WASHINGTON — COVID-19 has damaged the trust Canadians have in their American neighbours, while U.S. residents collectively have more faith in their northern counterparts than they do in themselves, a new online poll suggests.
The survey, conducted last week by Leger and the Association for Canadian Studies, found only 33 per cent of respondents in Canada who expressed trust in Americans, compared with 58 per cent in a similar survey in November of last year.
And of respondents living in the U.S., 71 per cent said they trusted Canadians, compared with 67 per cent who expressed trust in their fellow citizens.
"You're seeing a generalized diminishing of trust in the United States," said Jack Jedwab, president of the Association for Canadian Studies, a non-profit group that conducts research in the name of a broader understanding of the country and its people.
In the U.S., a country already riven along deep political fault lines, the COVID-19 crisis in many ways appears to be exploiting and widening those divisions, Jedwab said, while much the opposite has been happening in Canada, where the Opposition Conservatives have only recently renewed their parliamentary feud with the governing Liberals.
"We haven't seen the same type of division across the country as we're seeing in the United States, where there's already a political undercurrent between Republicans and Democrats, with an election not too far away ... right now, it just strikes me that there's probably a lot more solidarity and not as much of the partisan divisiveness."
The research, conducted May 1 to 3, surveyed 1,515 Canadians and 1,012 Americans. Polls conducted from internet panels do not carry a margin of error because they are not considered random samples.
Canadians are no doubt casting a wary eye on their U.S. cousins after weeks of seeing what is now a familiar American image: legions of protesters, some clad in military fatigues and toting assault rifles in a brazen display of constitutional freedom, descending on state capitols across the country to demand they be allowed to resume their normal lives.
Those pictures are now slowly giving way to scenes of some Americans doing just that: gathering on beaches, visiting barbershops and reopening long-shuttered small businesses, much to the dismay of public health officials who fear even more crippling flareups of COVID-19 as a result.
"I view these last couple of days as the beginning," U.S. President Donald Trump said Tuesday before departing the White House for a visit to a Honeywell medical-gear manufacturing facility in Arizona.
"We're going to build the greatest economy in the world again, and it's going to happen pretty fast ... Now it's time to go back to work."

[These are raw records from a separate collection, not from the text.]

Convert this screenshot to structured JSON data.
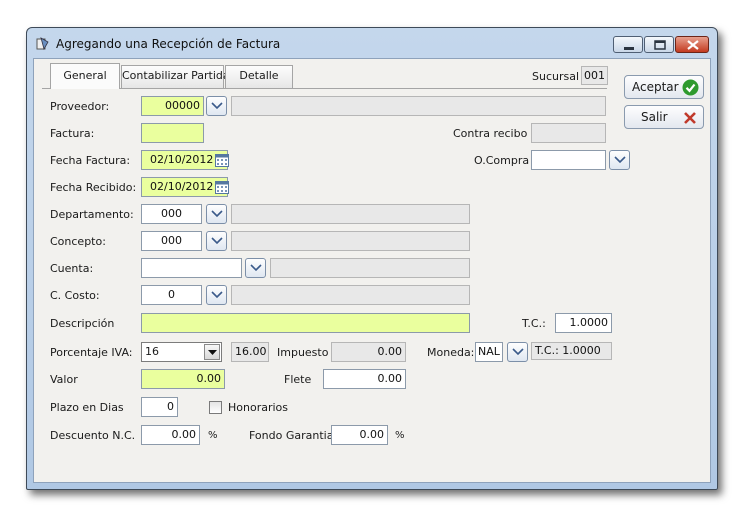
{
  "window": {
    "title": "Agregando una Recepción de Factura"
  },
  "tabs": [
    {
      "label": "General",
      "active": true
    },
    {
      "label": "Contabilizar Partidas",
      "active": false
    },
    {
      "label": "Detalle",
      "active": false
    }
  ],
  "sucursal": {
    "label": "Sucursal",
    "value": "001"
  },
  "buttons": {
    "accept": "Aceptar",
    "exit": "Salir"
  },
  "form": {
    "proveedor": {
      "label": "Proveedor:",
      "value": "00000",
      "name": ""
    },
    "factura": {
      "label": "Factura:",
      "value": ""
    },
    "contra_recibo": {
      "label": "Contra recibo",
      "value": ""
    },
    "fecha_factura": {
      "label": "Fecha Factura:",
      "value": "02/10/2012"
    },
    "ocompra": {
      "label": "O.Compra",
      "value": ""
    },
    "fecha_recibido": {
      "label": "Fecha Recibido:",
      "value": "02/10/2012"
    },
    "departamento": {
      "label": "Departamento:",
      "value": "000",
      "name": ""
    },
    "concepto": {
      "label": "Concepto:",
      "value": "000",
      "name": ""
    },
    "cuenta": {
      "label": "Cuenta:",
      "value": "",
      "name": ""
    },
    "c_costo": {
      "label": "C. Costo:",
      "value": "0",
      "name": ""
    },
    "descripcion": {
      "label": "Descripción",
      "value": ""
    },
    "tc": {
      "label": "T.C.:",
      "value": "1.0000"
    },
    "porcentaje_iva": {
      "label": "Porcentaje IVA:",
      "selected": "16",
      "rate": "16.00"
    },
    "impuesto": {
      "label": "Impuesto",
      "value": "0.00"
    },
    "moneda": {
      "label": "Moneda:",
      "value": "NAL",
      "tc_display": "T.C.: 1.0000"
    },
    "valor": {
      "label": "Valor",
      "value": "0.00"
    },
    "flete": {
      "label": "Flete",
      "value": "0.00"
    },
    "plazo_dias": {
      "label": "Plazo en Dias",
      "value": "0"
    },
    "honorarios": {
      "label": "Honorarios",
      "checked": false
    },
    "descuento_nc": {
      "label": "Descuento N.C.",
      "value": "0.00",
      "unit": "%"
    },
    "fondo_garantia": {
      "label": "Fondo Garantia",
      "value": "0.00",
      "unit": "%"
    }
  },
  "colors": {
    "required_field": "#eaff9e",
    "readonly_field": "#e8e8e8",
    "accept_icon": "#2e9a2e",
    "exit_icon": "#c0392b"
  }
}
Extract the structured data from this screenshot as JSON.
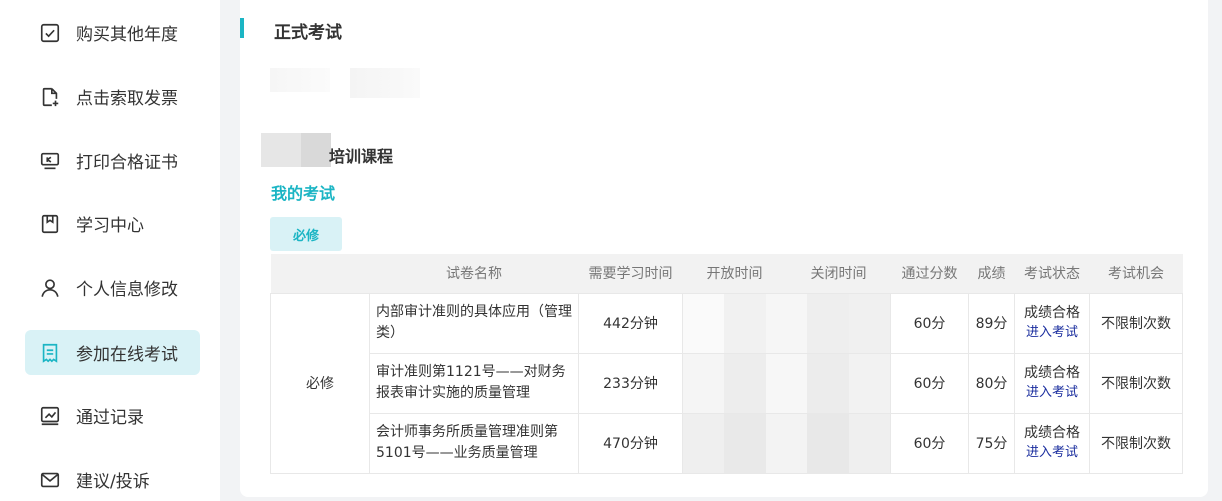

CNN reported Monday that internal White House projections of the U.S. death toll had doubled to 134,000, a number Trump said assumes no mitigation efforts, which he insists are continuing despite the gradual reopening efforts. Dr. Deborah Birx, co-ordinator of the coronavirus response team, has recently reverted to the original models of between 100,000 and 240,000, "with full mitigation."
A New York Times report, meanwhile, cited an internal document that said daily U.S. deaths could reach 3,000 by June, up from the current rate of 2,000 deaths a day.
Despite just 31,000 active cases, a burden that pales in comparison to the nearly one million active cases in U.S., Canadians don't appear to be in any hurry. Provinces are only gradually beginning to throw open the shutters and Prime Minister Justin Trudeau has pounded home a better-safe-than-sorry approach — one with which Canadians agree, recent polls suggest.
Not surprising, then, that a Leger/ACS survey conducted April 24 to 26 found 66 per cent of Canadian respondents nervous about COVID-19 cases arriving in Canada from the U.S., compared with only 19 per cent of those in the U.S. worried about the novel coronavirus travelling south.
That poll also found 34 per cent of Americans surveyed would be comfortable taking a vacation in Canada once travel restrictions are lifted, compared with 19 per cent of Canadians asked about heading south of the border.
Jedwab said he doesn't see the current ban on non-essential travel between the two countries being lifted any time soon, however.
"I don't know that our mindset is going to permit us to do that at this point," he said. "I think the level of distrust is very high, and there's also the concerns about travel generally, both ways. So I'm not persuaded we will."